Application of Alumina Nanofibers as Adsorbents for the Removal of Mercury (II) and Lead (II) from Aqueous Solutions

This study aims to design novel amine-functionalized alumina nanofibers for the removal of lead (II) and mercury (II) ions from aqueous solutions. The ?-Al2O3 nanofibers were prepared by calcination of boehmite, and then functionalization with 3-(2-aminoethylamino) propyl trimethoxy silane. The characterization of the nanofibers was carried out using TEM, EDS, elemental mapping, XRD, and XPS. The effects of initial concentration, pH, contact time, and selectivity were studied. The results revealed that the nanofibers can remove 98% of Hg2+ ions and 90% of Pb2+ ions from aqueous solution at concentrations of 40 mg/L and 35 mg/L, respectively.

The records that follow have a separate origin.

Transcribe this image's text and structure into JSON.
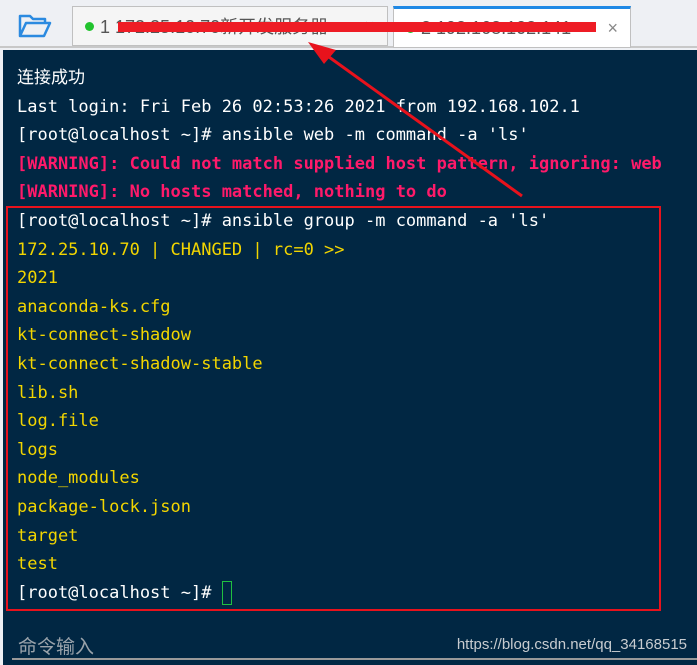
{
  "tabs": [
    {
      "label": "1 172.25.10.70新开发服务器",
      "status_color": "#22c32e"
    },
    {
      "label": "2 192.168.102.141",
      "status_color": "#22c32e",
      "active": true
    }
  ],
  "terminal": {
    "lines": [
      {
        "text": "连接成功",
        "style": "w"
      },
      {
        "text": "Last login: Fri Feb 26 02:53:26 2021 from 192.168.102.1",
        "style": "w"
      },
      {
        "text": "[root@localhost ~]# ansible web -m command -a 'ls'",
        "style": "w"
      },
      {
        "text": "[WARNING]: Could not match supplied host pattern, ignoring: web",
        "style": "warn"
      },
      {
        "text": "[WARNING]: No hosts matched, nothing to do",
        "style": "warn"
      },
      {
        "text": "[root@localhost ~]# ansible group -m command -a 'ls'",
        "style": "w"
      },
      {
        "text": "172.25.10.70 | CHANGED | rc=0 >>",
        "style": "y"
      },
      {
        "text": "2021",
        "style": "y"
      },
      {
        "text": "anaconda-ks.cfg",
        "style": "y"
      },
      {
        "text": "kt-connect-shadow",
        "style": "y"
      },
      {
        "text": "kt-connect-shadow-stable",
        "style": "y"
      },
      {
        "text": "lib.sh",
        "style": "y"
      },
      {
        "text": "log.file",
        "style": "y"
      },
      {
        "text": "logs",
        "style": "y"
      },
      {
        "text": "node_modules",
        "style": "y"
      },
      {
        "text": "package-lock.json",
        "style": "y"
      },
      {
        "text": "target",
        "style": "y"
      },
      {
        "text": "test",
        "style": "y"
      }
    ],
    "prompt": "[root@localhost ~]# "
  },
  "command_input_label": "命令输入",
  "watermark": "https://blog.csdn.net/qq_34168515",
  "colors": {
    "terminal_bg": "#012743",
    "warning": "#ff1a6a",
    "output": "#f2d500",
    "annotation": "#e8121c"
  }
}
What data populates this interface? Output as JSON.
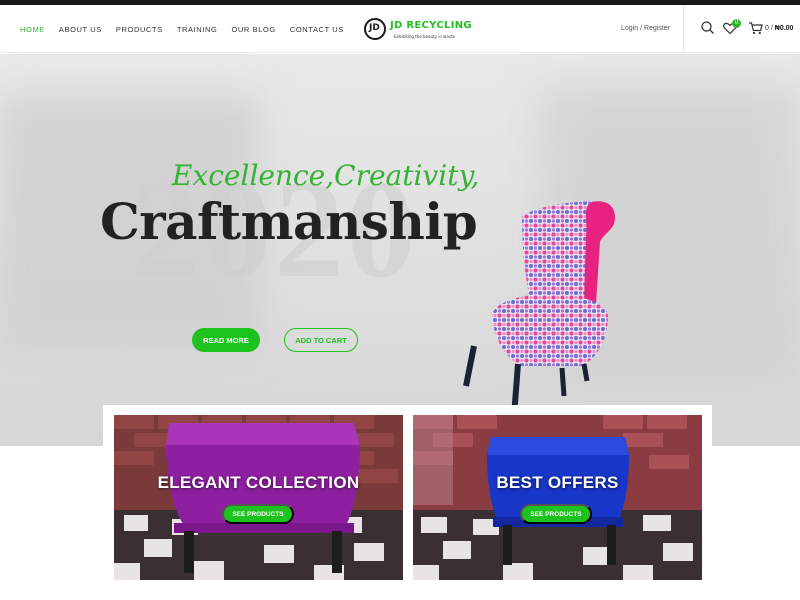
{
  "header": {
    "nav": [
      {
        "label": "HOME",
        "active": true
      },
      {
        "label": "ABOUT US"
      },
      {
        "label": "PRODUCTS"
      },
      {
        "label": "TRAINING"
      },
      {
        "label": "OUR BLOG"
      },
      {
        "label": "CONTACT US"
      }
    ],
    "logo": {
      "mark": "JD",
      "name": "JD RECYCLING",
      "tagline": "Exhibiting the beauty in waste"
    },
    "login_label": "Login / Register",
    "wishlist_count": "0",
    "cart_count": "0",
    "cart_separator": "/",
    "cart_total": "₦0.00",
    "icons": [
      "search-icon",
      "heart-icon",
      "cart-icon"
    ]
  },
  "hero": {
    "background_text": "2020",
    "script_title": "Excellence,Creativity,",
    "headline": "Craftmanship",
    "primary_button": "READ MORE",
    "secondary_button": "ADD TO CART"
  },
  "cards": [
    {
      "title": "ELEGANT COLLECTION",
      "button": "SEE PRODUCTS"
    },
    {
      "title": "BEST OFFERS",
      "button": "SEE PRODUCTS"
    }
  ],
  "colors": {
    "accent": "#1ec21e",
    "nav_active": "#34b233",
    "dark": "#1a1a1a"
  }
}
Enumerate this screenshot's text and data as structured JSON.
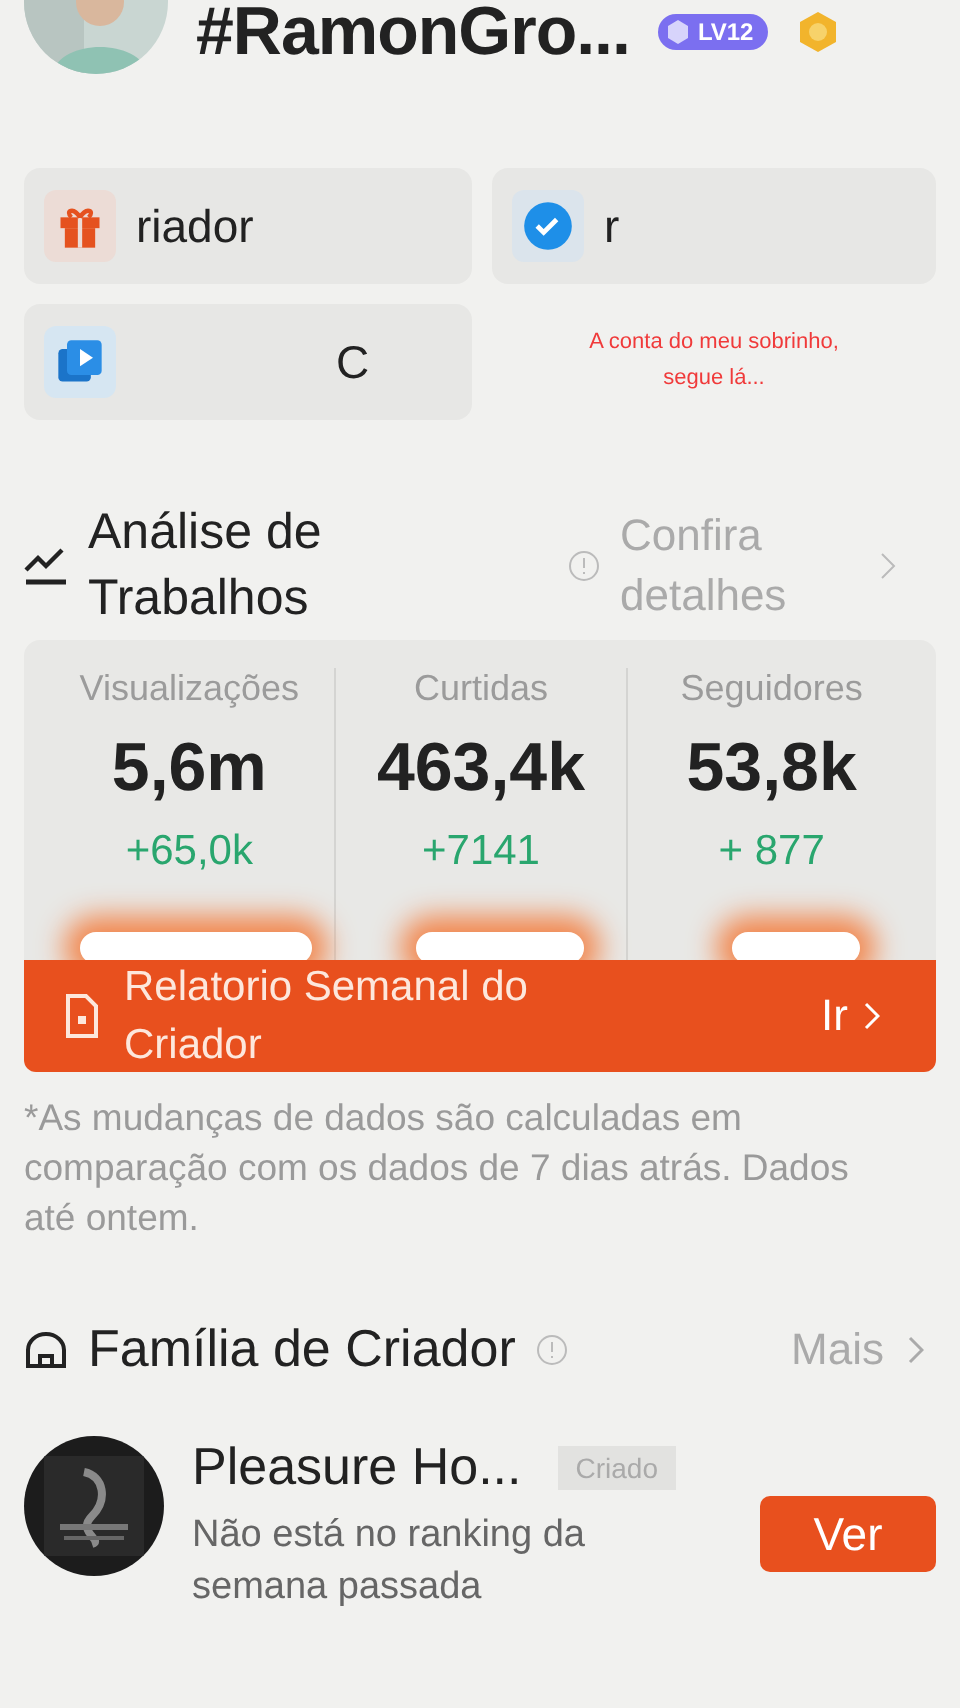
{
  "profile": {
    "name": "#RamonGro...",
    "level_badge": "LV12"
  },
  "shortcuts": [
    {
      "kind": "gift",
      "label": "riador"
    },
    {
      "kind": "verified",
      "label": "r"
    },
    {
      "kind": "video",
      "label": "C"
    }
  ],
  "caption": "A conta do meu sobrinho, segue lá...",
  "analysis": {
    "title": "Análise de Trabalhos",
    "link": "Confira detalhes",
    "stats": [
      {
        "label": "Visualizações",
        "value": "5,6m",
        "change": "+65,0k"
      },
      {
        "label": "Curtidas",
        "value": "463,4k",
        "change": "+7141"
      },
      {
        "label": "Seguidores",
        "value": "53,8k",
        "change": "+ 877"
      }
    ],
    "banner": {
      "label": "Relatorio Semanal do Criador",
      "action": "Ir"
    },
    "note": "*As mudanças de dados são calculadas em comparação com os dados de 7 dias atrás. Dados até ontem."
  },
  "family": {
    "title": "Família de Criador",
    "more": "Mais",
    "items": [
      {
        "name": "Pleasure Ho...",
        "tag": "Criado",
        "status": "Não está no ranking da semana passada",
        "action": "Ver"
      }
    ]
  }
}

Additionally, the optimal pH conditions for mercury and lead ion adsorption were established to be 6. It was also observed that for concentrations of 100 mg/L and 250 mg/L, the majority of ion contaminants were removed by the nanofibers within the first hour. The adsorption capacities were found to be 129 mg/g and 165 mg/g for Hg2+ and 72.3 mg/g and 111 mg/g for Pb2+ at 100 mg/L and 250 mg/L concentrations, respectively. The ion-adsorption kinetic data was best fitted to a pseudo-second-order model. High sorption capacities were also demonstrated when employed to selectively adsorb mercury (II) and lead (II) ions from aqueous solutions containing Zn2+, Mg2+, Cu4+, Sn4+, and Ni4+. Desorption tests were performed to explore the stability of the heavy metals on the nanofiber.